Máximo Cortina despertó con un dolor en la pierna; sí, solo sabía que le dolía la pierna, aunque no estaba seguro, cuál de ellas. No se atrevió a moverse, solo miró ese punto en el techo que siempre miraba al despertar. Gimió y supo que era tiempo de hacer el primer esfuerzo. Mientras se incorporaba, se percató de la falta de ambas piernas, así como de la vieja silla de ruedas, el escritorio y el cuaderno de apuntes, recordando que todo eso plasmaba silenciosamente su esencia.

—¡Cortina! —exclamó Bonilla, el sargento del pelotón—. ¿Dónde se ha metido? —un muchacho de uniforme sucio, con el rostro cansado y hasta agitado, apareció como temiendo al castigo…

—¡Mi sargento, el soldado Cortina está de guardia en el frente norte!

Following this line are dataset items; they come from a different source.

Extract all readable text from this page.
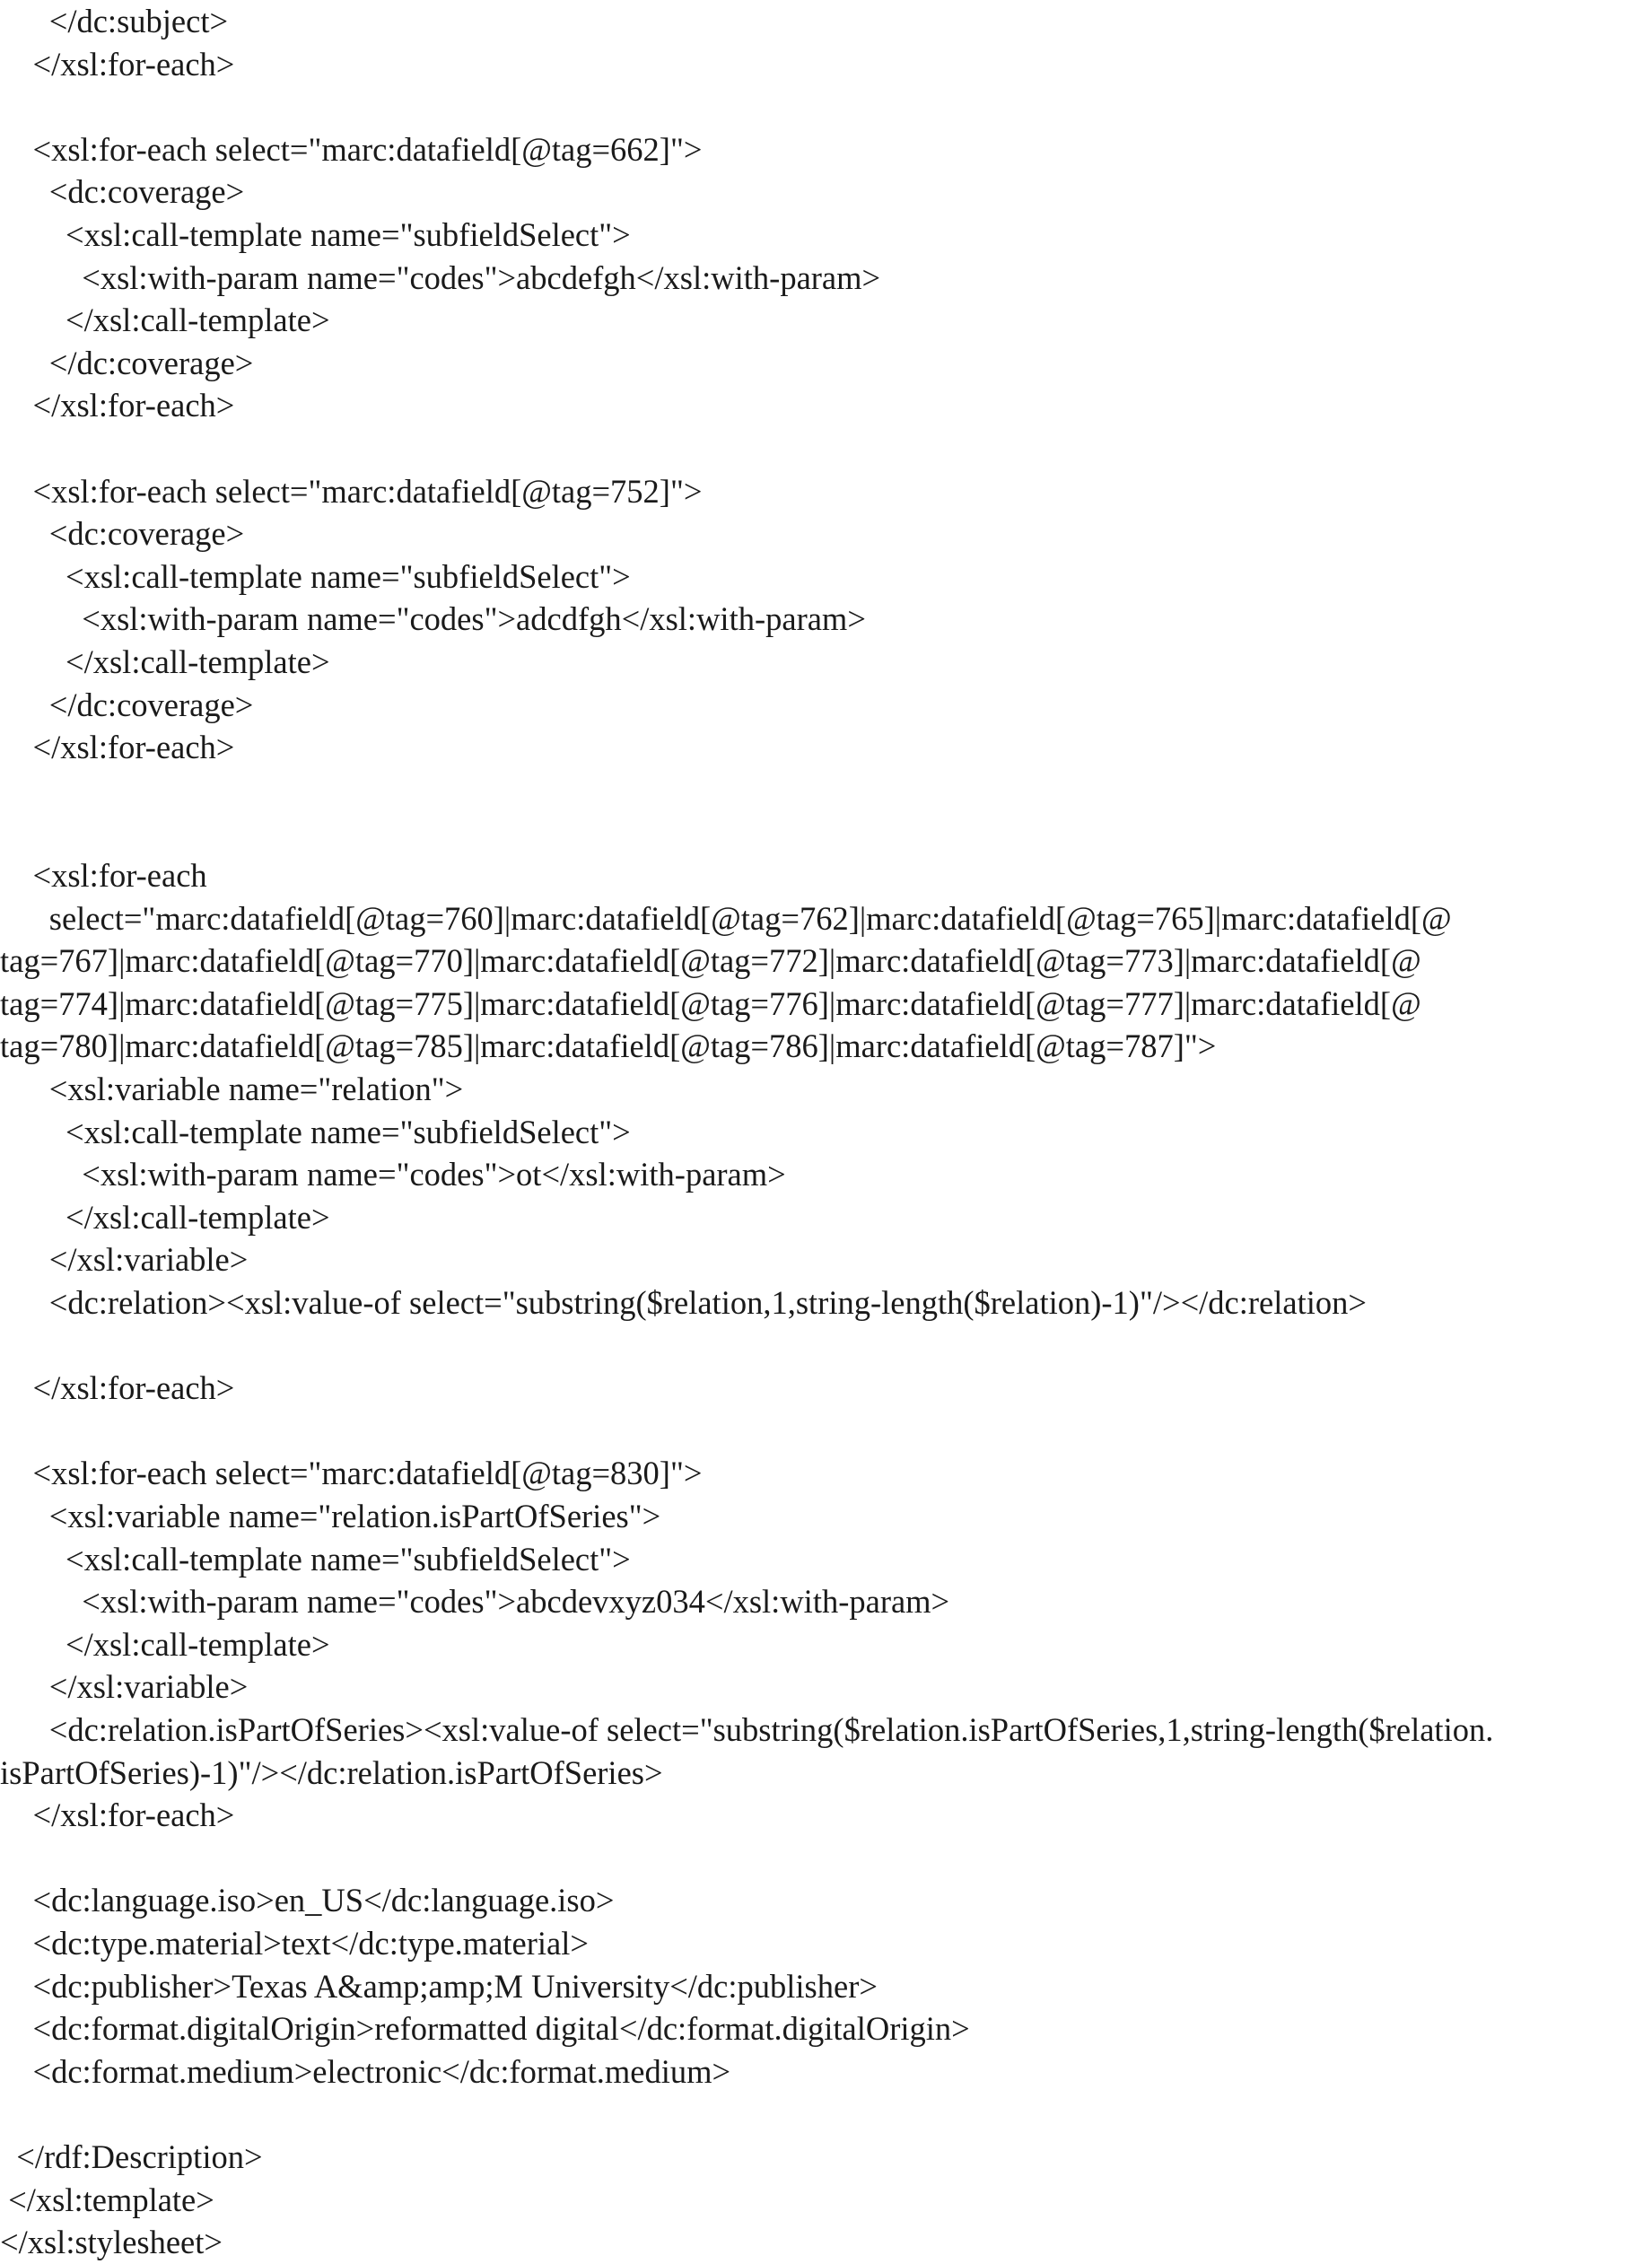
</dc:subject>
</xsl:for-each>
<xsl:for-each select="marc:datafield[@tag=662]">
<dc:coverage>
<xsl:call-template name="subfieldSelect">
<xsl:with-param name="codes">abcdefgh</xsl:with-param>
</xsl:call-template>
</dc:coverage>
</xsl:for-each>
<xsl:for-each select="marc:datafield[@tag=752]">
<dc:coverage>
<xsl:call-template name="subfieldSelect">
<xsl:with-param name="codes">adcdfgh</xsl:with-param>
</xsl:call-template>
</dc:coverage>
</xsl:for-each>
<xsl:for-each
select="marc:datafield[@tag=760]|marc:datafield[@tag=762]|marc:datafield[@tag=765]|marc:datafield[@
tag=767]|marc:datafield[@tag=770]|marc:datafield[@tag=772]|marc:datafield[@tag=773]|marc:datafield[@
tag=774]|marc:datafield[@tag=775]|marc:datafield[@tag=776]|marc:datafield[@tag=777]|marc:datafield[@
tag=780]|marc:datafield[@tag=785]|marc:datafield[@tag=786]|marc:datafield[@tag=787]">
<xsl:variable name="relation">
<xsl:call-template name="subfieldSelect">
<xsl:with-param name="codes">ot</xsl:with-param>
</xsl:call-template>
</xsl:variable>
<dc:relation><xsl:value-of select="substring($relation,1,string-length($relation)-1)"/></dc:relation>
</xsl:for-each>
<xsl:for-each select="marc:datafield[@tag=830]">
<xsl:variable name="relation.isPartOfSeries">
<xsl:call-template name="subfieldSelect">
<xsl:with-param name="codes">abcdevxyz034</xsl:with-param>
</xsl:call-template>
</xsl:variable>
<dc:relation.isPartOfSeries><xsl:value-of select="substring($relation.isPartOfSeries,1,string-length($relation.
isPartOfSeries)-1)"/></dc:relation.isPartOfSeries>
</xsl:for-each>
<dc:language.iso>en_US</dc:language.iso>
<dc:type.material>text</dc:type.material>
<dc:publisher>Texas A&amp;amp;M University</dc:publisher>
<dc:format.digitalOrigin>reformatted digital</dc:format.digitalOrigin>
<dc:format.medium>electronic</dc:format.medium>
</rdf:Description>
</xsl:template>
</xsl:stylesheet>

—¡Quién carajo lo mandó pa’ allá! —sobreexcitado y enfurecido vociferó, arrugando la gorra en su pecho.

—¡Usted mismo, mi sargento! —contestó con hombría esperando lo peor.

—¡¿Yo?!… ¡Vete también al carajo! —haciendo un ademán y buscando el revés y el derecho de la gorra para terminar en su cabeza estrujada y ridícula.

Salvador Reyes corrió rumbo a las barracas queriendo avizorar a Máximo desde lejos.

—Oye tú, ¿has visto a Cortina? —preguntó entre los muchachos sin obtener respuesta. Solo pensaba que, si se enteraban de que Max no estaba en el frente, él también lo pagaría.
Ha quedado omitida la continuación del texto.